Suçluların meydana çıkarılarak süratle ve mutlaka cezalandırılmalarını sağlarken, toplum menfaatini; masumların gereksiz yere kovuşturulmaması ve haksız cezaya çarptırılmamalarını teminen de ferdin menfaatini gözetir.
Ceza muhakemesi tedbirlerinden biri olan arama ile, A.İ.H.Sözleşmesi’nin 8, Anayasa’nın 20 ve 21. maddeleri ile koruma altına alınan kişinin temel hak ve özgürlüklerine müdahale edildiğinden, Yasa koyucu, Sözleşme’ye, Avrupa İnsan Hakları Mahkemesi içtihatlarına ve Anayasa’nın 20 ve 21. maddelerine uygun olarak kişinin temel hak ve özgürlüklerine müdahale etme hakkı olan arama koruma tedbiri; 5271sayılı Ceza Muhakemesi Kanunu’nun (CMK) 116 ve devamı maddeleri ile Adlî ve Önleme Aramaları Yönetmeliği’nin (Yönetmelik) 5 ve devamı maddelerinde yer almaktadır.
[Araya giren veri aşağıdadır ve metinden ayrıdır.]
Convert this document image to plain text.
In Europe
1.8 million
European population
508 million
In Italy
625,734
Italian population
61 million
Arama, suçların önlenmesine yönelik olarak, önleme araması (PVSK m.9, 4, Adli ve Önleme Aramaları Yönetmeliği'nin 18vd. m.9), olarak; suç işlendikten sonra da yakalama delili elde etme ve müsadere tabi eşyayı bulma amacına yönelik olarak adli arama (CMKm.116-122 ) olarak düzenlenmiştir.
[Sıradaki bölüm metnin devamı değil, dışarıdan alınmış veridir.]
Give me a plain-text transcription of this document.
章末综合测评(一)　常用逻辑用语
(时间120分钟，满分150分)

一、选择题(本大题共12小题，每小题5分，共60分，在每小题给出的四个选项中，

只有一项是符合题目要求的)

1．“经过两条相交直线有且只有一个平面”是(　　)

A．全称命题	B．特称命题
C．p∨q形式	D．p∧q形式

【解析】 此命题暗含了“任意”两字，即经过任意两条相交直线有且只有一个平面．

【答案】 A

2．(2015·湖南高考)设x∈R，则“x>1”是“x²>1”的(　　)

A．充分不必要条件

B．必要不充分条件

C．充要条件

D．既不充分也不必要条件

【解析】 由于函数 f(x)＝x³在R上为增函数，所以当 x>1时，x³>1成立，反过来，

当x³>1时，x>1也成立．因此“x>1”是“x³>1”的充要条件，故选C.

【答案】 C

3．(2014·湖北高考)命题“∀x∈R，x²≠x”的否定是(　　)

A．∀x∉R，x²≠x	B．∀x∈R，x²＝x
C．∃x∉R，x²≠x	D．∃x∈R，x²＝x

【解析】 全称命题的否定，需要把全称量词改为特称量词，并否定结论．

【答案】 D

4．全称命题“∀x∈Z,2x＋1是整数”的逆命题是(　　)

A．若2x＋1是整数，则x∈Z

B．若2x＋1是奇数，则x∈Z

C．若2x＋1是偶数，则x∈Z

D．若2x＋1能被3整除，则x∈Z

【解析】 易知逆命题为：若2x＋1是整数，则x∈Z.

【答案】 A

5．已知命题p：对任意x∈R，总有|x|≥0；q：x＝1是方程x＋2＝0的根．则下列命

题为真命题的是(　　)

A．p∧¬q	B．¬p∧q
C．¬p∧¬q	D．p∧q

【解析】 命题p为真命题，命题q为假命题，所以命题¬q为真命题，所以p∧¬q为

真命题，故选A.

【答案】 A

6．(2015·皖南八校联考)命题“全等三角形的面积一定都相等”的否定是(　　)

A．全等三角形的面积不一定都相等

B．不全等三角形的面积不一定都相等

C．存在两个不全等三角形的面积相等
Arama kararı verme yetkisi kural olarak hâkime aittir. (...m20, 21; CMK.m.119, f.1). Gecikmesinde sakınca bulunan hallerde Cumhuriyet savcısının, Cumuhriyet savcısına ulaşılamadığı hallerde ise kolluk amirinin yazılı emri ile kolluk görevlileri arama yapabilirler. Ancak konutta, işyerinde ve kamuya açık olmayan kapalı alanlarda arama hâkim kararı veya gecikmesinde sakınca bulunan hallerde Cumhuriyet savcısının yazılı emri ile yapılabilir. Kolluk amirinin yazılı emri ile yapılan arama sonuçları Cumhuriyet Başsavcılığına derhal bildirilir.
Kaldı ki, kolluğun bir arama emri veya kararı gerekmeden arama yapabileceği hallerde bulunmaktadır. Bunlar, Adli ve Önleme Aramaları Yönetmeliği'nin karar alınmadan yapılacak arama başlıklı 8., 9 ve 25, 27. maddelerinde sayılmıştır.
'...Suçüstü halinde yapılan aramalarda, ..suç işlenen yerlerde delillerin aranması, bulunması, el konulması için.., ...5237 sayılı Türk Ceza Kanunu'nun 24 üncü maddesindeki kanunun hükmü ve amirin emrini yerine getirme, 25. maddesindeki meşru savunma ve zorunluluk hali ve 26. maddesindeki hakkın kullanılması ile diğer kanunların öngördüğü hukuka uygunluk sebepleri ve suçüstü halinde yapılan aramalarda toplum için veya kişiler bakımından hayati tehlikeyi ortadan kaldırmak amacıyla veya kapalı yerlerden gelen yardım çağrıları üzerine, konut, işyeri ve yerleşim yeri ile ile eklentilerine girmek için.'
Belirlenen hallerde, hâkim veya savcı kararı alınmasına gerek bulunmamaktadır.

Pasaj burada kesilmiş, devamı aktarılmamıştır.